We are quite happy today because we have approximately 15% turnover in our sales organization, which is not too bad. First, you must pay the people at the right level! But this is not enough. We furthermore try to grow a unique culture within this company, which is founded upon very open communication. I believe that communication is the key. We try to ensure that our employees understand where we are, where we are going, our goals, and their role within the organization. If people feel that they are a part of the development of the company, then they enjoy their work at a higher level.
We try to explain that people can, by themselves, bring change to this company. They can challenge the status quo, they can bring new ideas—I am not saying that we will implement 100% of our employees’ ideas, but they can freely speak! This is specific within the Russian environment, because in many organizations, you have to do, but you may not speak.
What do you believe is the fundamental difference between the Russia you knew when you arrived in 2002, and the Russia we see now?
In 2002, Russia was really beginning to recover from the crisis of 1998. Growth was quite easy to attain, and quite natural. At that time, there was no difference between the very good and the good, because all organizations in our sphere were growing very quickly, and there is little difference between 40 and 45 percent growth.
The atmosphere in the post-crisis period was very optimistic. People were enjoying the fact that the market was moving very fast, and that it was fairly easy to be successful.
The market was also much less structured than it is now. The pharmaceutical industry has seen a great influx of regulation since 2006. But this is good—because every market needs regulation.
I believe that now, we find ourselves in a much more difficult market. We need to be much more professional and to be much better if we aim to be successful.
But Reckitt Benckiser continues growing much faster than the market.
Yes—always! But it is no longer easy. You really must be very good, nowadays, in every aspect of your marketing mix. You must follow every brand, and every customer, very closely. Before, you could have one or two areas where you were not perfect, but today you must be much more careful.
What is your advice to a new manager entering the Russian market?

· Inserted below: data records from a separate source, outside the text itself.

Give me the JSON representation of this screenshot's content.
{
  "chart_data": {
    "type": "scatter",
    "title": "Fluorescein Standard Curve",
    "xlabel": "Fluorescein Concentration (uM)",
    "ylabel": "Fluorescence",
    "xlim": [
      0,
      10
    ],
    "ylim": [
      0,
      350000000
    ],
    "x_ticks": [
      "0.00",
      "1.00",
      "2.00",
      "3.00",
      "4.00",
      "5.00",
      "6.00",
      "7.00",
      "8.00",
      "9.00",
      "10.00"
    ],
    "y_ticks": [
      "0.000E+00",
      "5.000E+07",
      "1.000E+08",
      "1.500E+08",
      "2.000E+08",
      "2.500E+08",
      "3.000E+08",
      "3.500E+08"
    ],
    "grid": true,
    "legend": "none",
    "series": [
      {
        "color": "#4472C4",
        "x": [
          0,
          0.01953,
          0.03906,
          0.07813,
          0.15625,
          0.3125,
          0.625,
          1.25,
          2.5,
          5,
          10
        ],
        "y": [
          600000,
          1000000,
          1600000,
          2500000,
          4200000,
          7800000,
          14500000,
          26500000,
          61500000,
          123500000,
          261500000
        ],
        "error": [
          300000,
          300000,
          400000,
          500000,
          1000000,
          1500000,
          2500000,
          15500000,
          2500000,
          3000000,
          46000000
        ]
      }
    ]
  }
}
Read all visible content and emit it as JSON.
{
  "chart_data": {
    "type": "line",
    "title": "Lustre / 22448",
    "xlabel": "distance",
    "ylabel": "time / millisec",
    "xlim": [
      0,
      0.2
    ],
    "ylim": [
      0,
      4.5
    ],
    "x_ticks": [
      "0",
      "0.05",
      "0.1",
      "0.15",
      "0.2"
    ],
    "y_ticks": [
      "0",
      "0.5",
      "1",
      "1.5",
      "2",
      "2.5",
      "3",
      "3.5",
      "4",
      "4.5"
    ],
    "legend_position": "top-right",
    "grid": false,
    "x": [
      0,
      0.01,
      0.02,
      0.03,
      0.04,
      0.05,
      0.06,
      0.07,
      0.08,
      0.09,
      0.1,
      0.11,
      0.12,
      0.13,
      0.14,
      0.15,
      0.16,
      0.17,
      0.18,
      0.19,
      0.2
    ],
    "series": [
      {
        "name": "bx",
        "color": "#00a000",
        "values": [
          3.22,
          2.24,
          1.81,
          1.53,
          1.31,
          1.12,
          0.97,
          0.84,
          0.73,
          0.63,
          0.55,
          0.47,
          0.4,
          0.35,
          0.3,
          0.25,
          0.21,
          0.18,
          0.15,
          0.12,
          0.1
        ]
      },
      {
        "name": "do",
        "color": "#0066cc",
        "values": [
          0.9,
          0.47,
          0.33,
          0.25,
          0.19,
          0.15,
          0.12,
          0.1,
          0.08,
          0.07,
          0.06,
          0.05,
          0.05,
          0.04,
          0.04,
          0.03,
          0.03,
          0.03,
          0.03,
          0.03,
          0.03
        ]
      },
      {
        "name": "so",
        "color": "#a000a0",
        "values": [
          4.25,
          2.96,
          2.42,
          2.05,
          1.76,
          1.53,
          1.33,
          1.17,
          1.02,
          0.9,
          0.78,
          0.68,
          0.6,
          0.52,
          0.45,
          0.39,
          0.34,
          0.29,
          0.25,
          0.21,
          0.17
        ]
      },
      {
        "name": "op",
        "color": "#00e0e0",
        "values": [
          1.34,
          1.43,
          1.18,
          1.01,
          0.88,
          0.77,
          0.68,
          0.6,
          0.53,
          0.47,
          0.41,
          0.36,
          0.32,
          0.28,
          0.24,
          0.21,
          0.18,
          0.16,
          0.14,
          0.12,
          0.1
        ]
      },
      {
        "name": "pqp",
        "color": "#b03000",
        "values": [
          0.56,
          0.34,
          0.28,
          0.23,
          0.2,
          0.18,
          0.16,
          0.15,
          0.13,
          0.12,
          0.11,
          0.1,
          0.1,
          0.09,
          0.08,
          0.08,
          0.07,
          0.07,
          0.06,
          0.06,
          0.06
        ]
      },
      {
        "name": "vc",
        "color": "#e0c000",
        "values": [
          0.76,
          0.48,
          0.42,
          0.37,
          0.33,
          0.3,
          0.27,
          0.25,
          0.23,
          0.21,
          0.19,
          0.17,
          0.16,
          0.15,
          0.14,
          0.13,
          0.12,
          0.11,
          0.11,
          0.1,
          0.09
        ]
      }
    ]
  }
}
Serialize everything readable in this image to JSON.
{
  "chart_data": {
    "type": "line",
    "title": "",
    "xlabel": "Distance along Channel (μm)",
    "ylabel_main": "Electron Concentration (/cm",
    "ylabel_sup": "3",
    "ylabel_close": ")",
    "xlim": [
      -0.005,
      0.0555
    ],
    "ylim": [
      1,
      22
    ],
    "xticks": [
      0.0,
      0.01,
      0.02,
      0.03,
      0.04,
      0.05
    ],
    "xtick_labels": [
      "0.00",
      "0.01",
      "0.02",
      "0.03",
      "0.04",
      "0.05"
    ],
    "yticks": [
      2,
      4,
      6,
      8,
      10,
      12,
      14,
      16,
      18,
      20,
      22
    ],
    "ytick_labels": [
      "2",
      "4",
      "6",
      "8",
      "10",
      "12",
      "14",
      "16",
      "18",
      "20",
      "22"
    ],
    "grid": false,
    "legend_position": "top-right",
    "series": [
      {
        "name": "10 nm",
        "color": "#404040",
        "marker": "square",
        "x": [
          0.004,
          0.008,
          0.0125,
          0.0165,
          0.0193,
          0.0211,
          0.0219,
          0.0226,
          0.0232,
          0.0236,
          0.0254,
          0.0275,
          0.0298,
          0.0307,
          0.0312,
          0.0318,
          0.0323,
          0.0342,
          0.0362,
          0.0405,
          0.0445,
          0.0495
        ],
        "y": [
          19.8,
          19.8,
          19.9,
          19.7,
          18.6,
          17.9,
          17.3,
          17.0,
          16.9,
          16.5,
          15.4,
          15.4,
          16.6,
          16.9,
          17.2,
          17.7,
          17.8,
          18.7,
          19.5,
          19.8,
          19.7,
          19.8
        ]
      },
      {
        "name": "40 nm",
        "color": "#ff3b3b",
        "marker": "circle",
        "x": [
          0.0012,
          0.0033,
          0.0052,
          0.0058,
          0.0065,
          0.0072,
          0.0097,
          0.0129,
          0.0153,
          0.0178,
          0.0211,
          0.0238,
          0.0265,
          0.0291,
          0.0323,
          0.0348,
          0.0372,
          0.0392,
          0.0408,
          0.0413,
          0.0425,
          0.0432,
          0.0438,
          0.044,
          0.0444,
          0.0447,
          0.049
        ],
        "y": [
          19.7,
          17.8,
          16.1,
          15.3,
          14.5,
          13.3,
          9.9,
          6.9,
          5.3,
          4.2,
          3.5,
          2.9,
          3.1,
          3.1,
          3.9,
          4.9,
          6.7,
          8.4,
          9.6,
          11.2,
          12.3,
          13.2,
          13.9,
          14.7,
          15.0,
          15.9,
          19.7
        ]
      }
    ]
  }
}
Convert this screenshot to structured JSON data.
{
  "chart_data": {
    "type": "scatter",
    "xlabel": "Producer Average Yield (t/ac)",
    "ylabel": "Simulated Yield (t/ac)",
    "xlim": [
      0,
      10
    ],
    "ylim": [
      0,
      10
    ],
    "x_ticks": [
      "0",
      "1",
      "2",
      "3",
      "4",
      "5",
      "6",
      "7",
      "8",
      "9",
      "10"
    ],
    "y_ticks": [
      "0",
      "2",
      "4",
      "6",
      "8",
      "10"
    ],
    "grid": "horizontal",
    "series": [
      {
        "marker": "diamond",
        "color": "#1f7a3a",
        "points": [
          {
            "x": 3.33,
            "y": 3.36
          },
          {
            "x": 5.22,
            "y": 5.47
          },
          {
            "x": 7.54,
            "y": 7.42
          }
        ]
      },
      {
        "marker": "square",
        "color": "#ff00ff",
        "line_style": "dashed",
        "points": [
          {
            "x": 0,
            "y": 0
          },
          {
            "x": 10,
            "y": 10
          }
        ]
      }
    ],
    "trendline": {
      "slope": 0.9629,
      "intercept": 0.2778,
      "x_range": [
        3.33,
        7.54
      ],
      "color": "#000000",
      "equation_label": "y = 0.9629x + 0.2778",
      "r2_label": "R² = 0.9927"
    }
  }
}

Come for two months, and do not speak—listen. Look to the people, look to the market, listen to your customers, and listen to your suppliers. Spend two months just listening! After that, try to put on a piece of paper what you have understood about the market, and then decide what you must do.
Any country where you go, you must observe first—then you can start working. I see too many managers come to Russia and believe that they understand everything after a week. They promptly begin making mistakes.
When we acquired BHI in 2006, I spent two months visiting pharmacies, visiting distributors, suppliers etc. I always asked them the same question: “Tell me what you think of my company, what I need to improve, and what I do well that I should maintain.”
The best advice I can give is that you must understand that you do not know!
I would like to end on the fact that what truly makes a manager successful is his team. You must ensure that everyone is responsible for his or her own area; I am not marketing director, nor sales director, nor finance director. I am a bit of all, but I am not any! So I must ensure that they are responsible for the business. There must be good communication between every department. And everyone must be absolutely clear on what the company means to deliver and how. After that, each department must implement. This is both very simple and our greatest difficulty.